Environmental Justice.
Environmental and climate justice is a civil rights issue. We all depend on the physical environment and its bounty.
Marion Bell
NAACP Mid-Manhattan Environmental Justice Chair
Environmental injustice, including the proliferation of climate change, has a disproportionate impact on communities of color and low income communities in the United States and around the world. The NAACP Environmental and Climate Justice Program was created to support community leadership in addressing this human and civil rights issue.
In the past, and to some extent still now, when people think of environmentalism, they often think of saving the whales or hugging trees! When folks think about climate change, what often comes to mind are melting ice caps and suffering polar bears. Historically, American society has failed to make the connection in terms of the direct impact of environmental injustices, including climate change, on our own lives, families, and communities, all of whom depend on the physical environment and its bounty.
The Environmental and Climate Justice Program works at addressing the many practices that are harming communities nationwide and worldwide and the policies needed to rectify these impacts and advance a society that fosters sustainable, cooperative, regenerative communities that uphold all rights for all people in harmony with the earth.

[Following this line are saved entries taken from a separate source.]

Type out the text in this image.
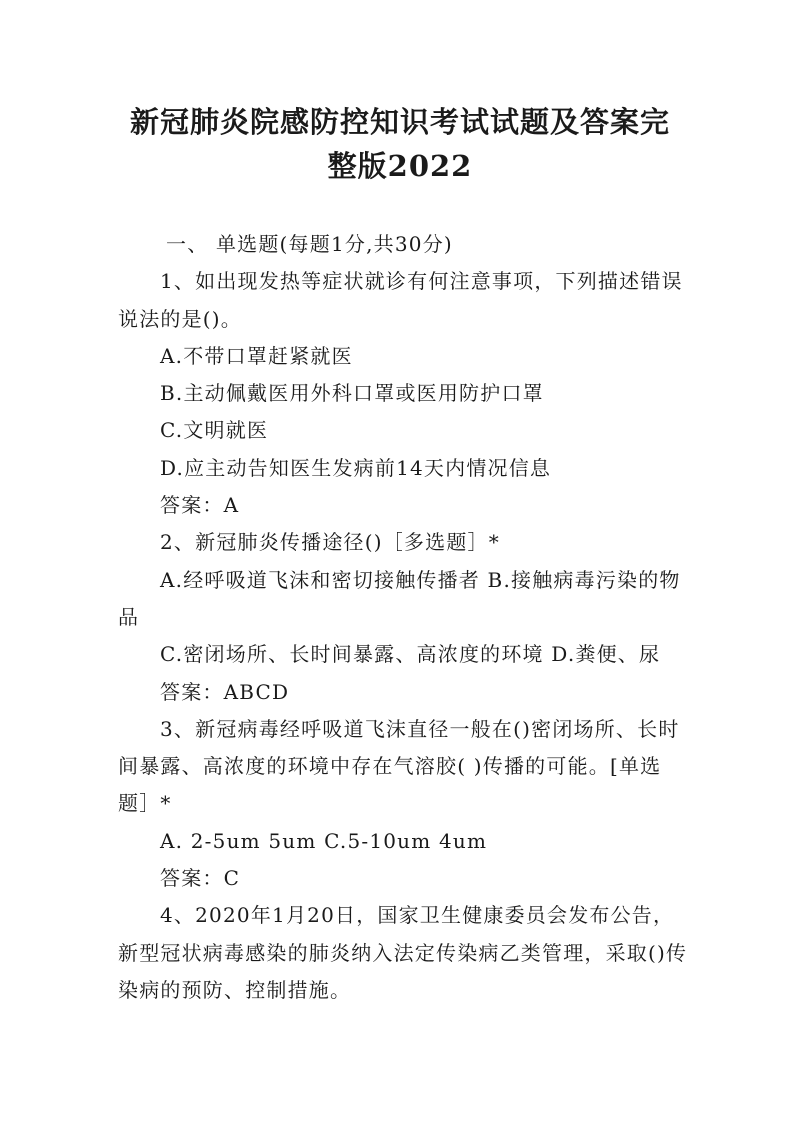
新冠肺炎院感防控知识考试试题及答案完
整版2022

一、 单选题(每题1分,共30分)

1、如出现发热等症状就诊有何注意事项，下列描述错误说法的是()。

A.不带口罩赶紧就医

B.主动佩戴医用外科口罩或医用防护口罩

C.文明就医

D.应主动告知医生发病前14天内情况信息

答案：A

2、新冠肺炎传播途径()［多选题］*

A.经呼吸道飞沫和密切接触传播者 B.接触病毒污染的物品

C.密闭场所、长时间暴露、高浓度的环境 D.粪便、尿

答案：ABCD

3、新冠病毒经呼吸道飞沫直径一般在()密闭场所、长时间暴露、高浓度的环境中存在气溶胶( )传播的可能。[单选题］*

A. 2-5um 5um C.5-10um 4um

答案：C

4、2020年1月20日，国家卫生健康委员会发布公告，新型冠状病毒感染的肺炎纳入法定传染病乙类管理，采取()传染病的预防、控制措施。
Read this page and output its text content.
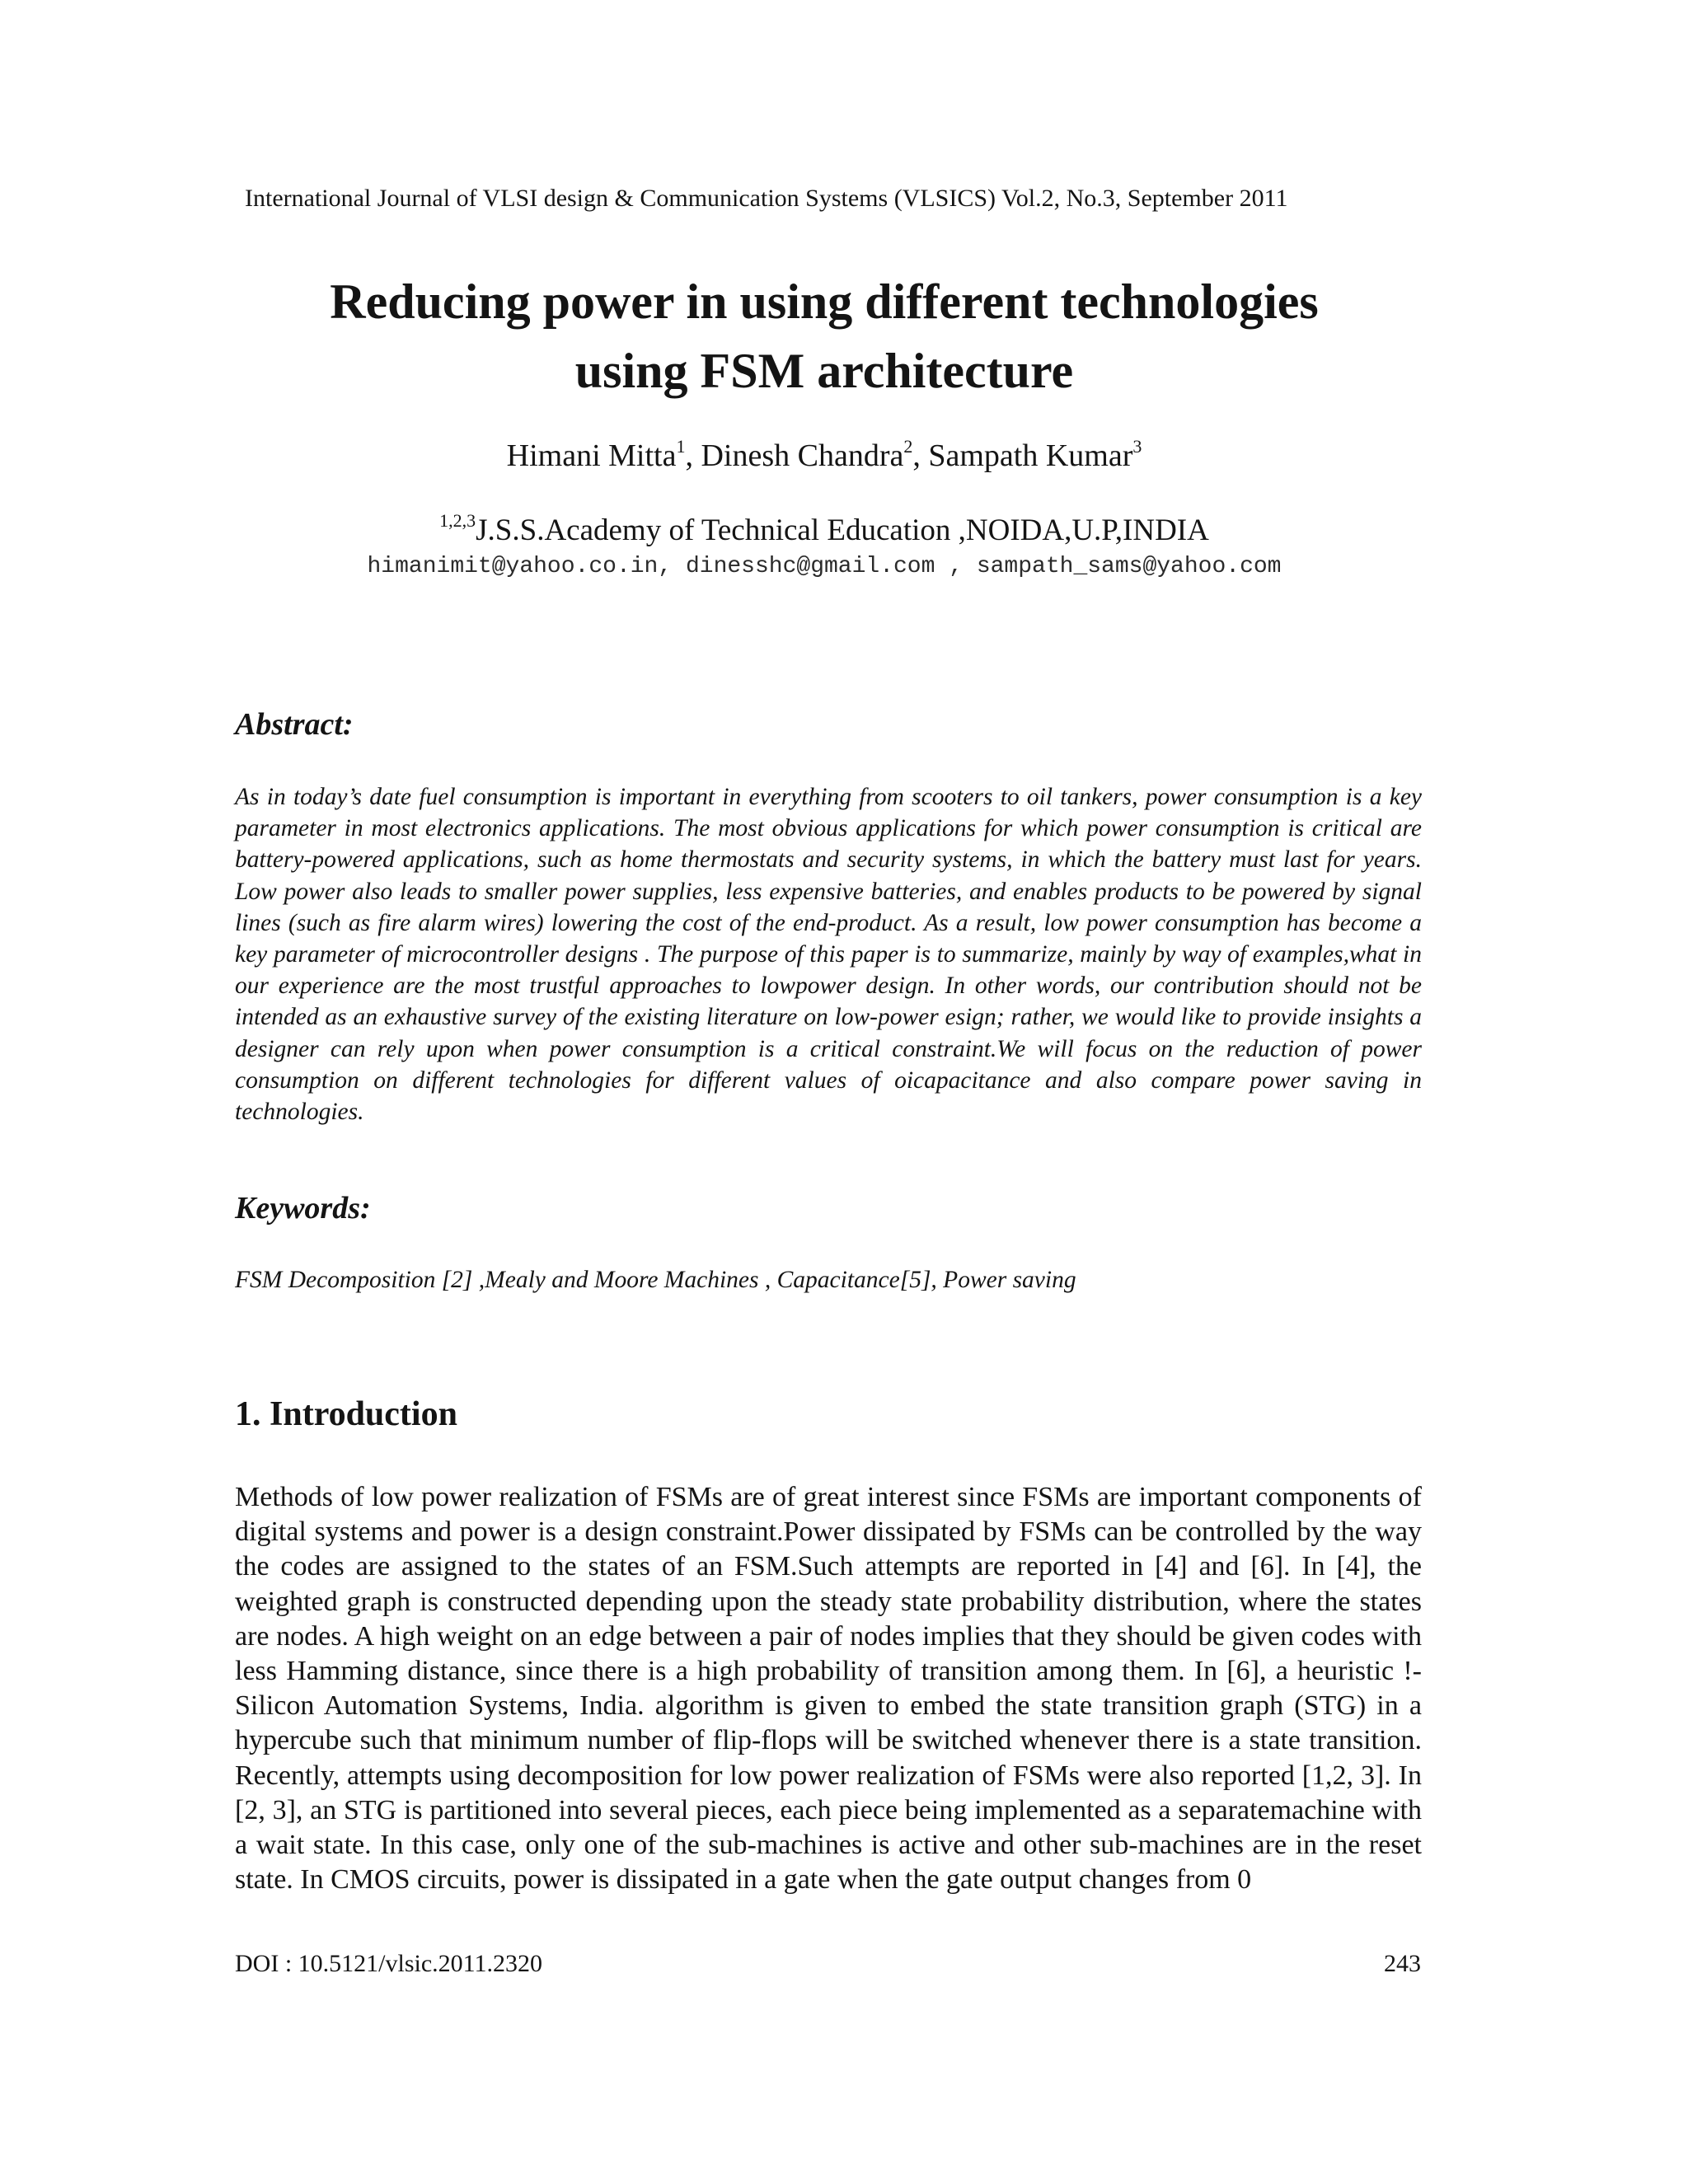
International Journal of VLSI design & Communication Systems (VLSICS) Vol.2, No.3, September 2011
Reducing power in using different technologies
using FSM architecture
Himani Mitta$^1$, Dinesh Chandra$^2$, Sampath Kumar$^3$
$^{1,2,3}$J.S.S.Academy of Technical Education ,NOIDA,U.P,INDIA
himanimit@yahoo.co.in, dinesshc@gmail.com , sampath_sams@yahoo.com
Abstract:

As in today’s date fuel consumption is important in everything from scooters to oil tankers, power consumption is a key parameter in most electronics applications. The most obvious applications for which power consumption is critical are battery-powered applications, such as home thermostats and security systems, in which the battery must last for years. Low power also leads to smaller power supplies, less expensive batteries, and enables products to be powered by signal lines (such as fire alarm wires) lowering the cost of the end-product. As a result, low power consumption has become a key parameter of microcontroller designs . The purpose of this paper is to summarize, mainly by way of examples,what in our experience are the most trustful approaches to lowpower design. In other words, our contribution should not be intended as an exhaustive survey of the existing literature on low-power esign; rather, we would like to provide insights a designer can rely upon when power consumption is a critical constraint.We will focus on the reduction of power consumption on different technologies for different values of oicapacitance and also compare power saving in technologies.

Keywords:

FSM Decomposition [2] ,Mealy and Moore Machines , Capacitance[5], Power saving

1. Introduction

Methods of low power realization of FSMs are of great interest since FSMs are important components of digital systems and power is a design constraint.Power dissipated by FSMs can be controlled by the way the codes are assigned to the states of an FSM.Such attempts are reported in [4] and [6]. In [4], the weighted graph is constructed depending upon the steady state probability distribution, where the states are nodes. A high weight on an edge between a pair of nodes implies that they should be given codes with less Hamming distance, since there is a high probability of transition among them. In [6], a heuristic !- Silicon Automation Systems, India. algorithm is given to embed the state transition graph (STG) in a hypercube such that minimum number of flip-flops will be switched whenever there is a state transition. Recently, attempts using decomposition for low power realization of FSMs were also reported [1,2, 3]. In [2, 3], an STG is partitioned into several pieces, each piece being implemented as a separatemachine with a wait state. In this case, only one of the sub-machines is active and other sub-machines are in the reset state. In CMOS circuits, power is dissipated in a gate when the gate output changes from 0

DOI : 10.5121/vlsic.2011.2320	243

PROTECTING BLACK COMMUNITIES
Environmental injustice is about people in Detroit, Ohio, Chicago, Memphis, Kansas City, and elsewhere who have died and others who are chronically ill because of exposure to toxins.
Climate change is the new normal of more severe storms, like hurricanes Sandy and Isaac, which devastated communities from Boston to Biloxi. Our sisters and brothers in the Bahamas, and Inuit communities in Kivalina, Alaska, and communities in Thibodaux, Louisiana, and beyond, will risk property losses to rising sea levels in the next few years.
Climate change and environmental injustice: we work to address the many practices that are harming communities nationwide and worldwide. We fight for the policies needed to rectify these impacts and advance a society that fosters sustainable, cooperative, regenerative communities that uphold all rights for all people in harmony with the earth.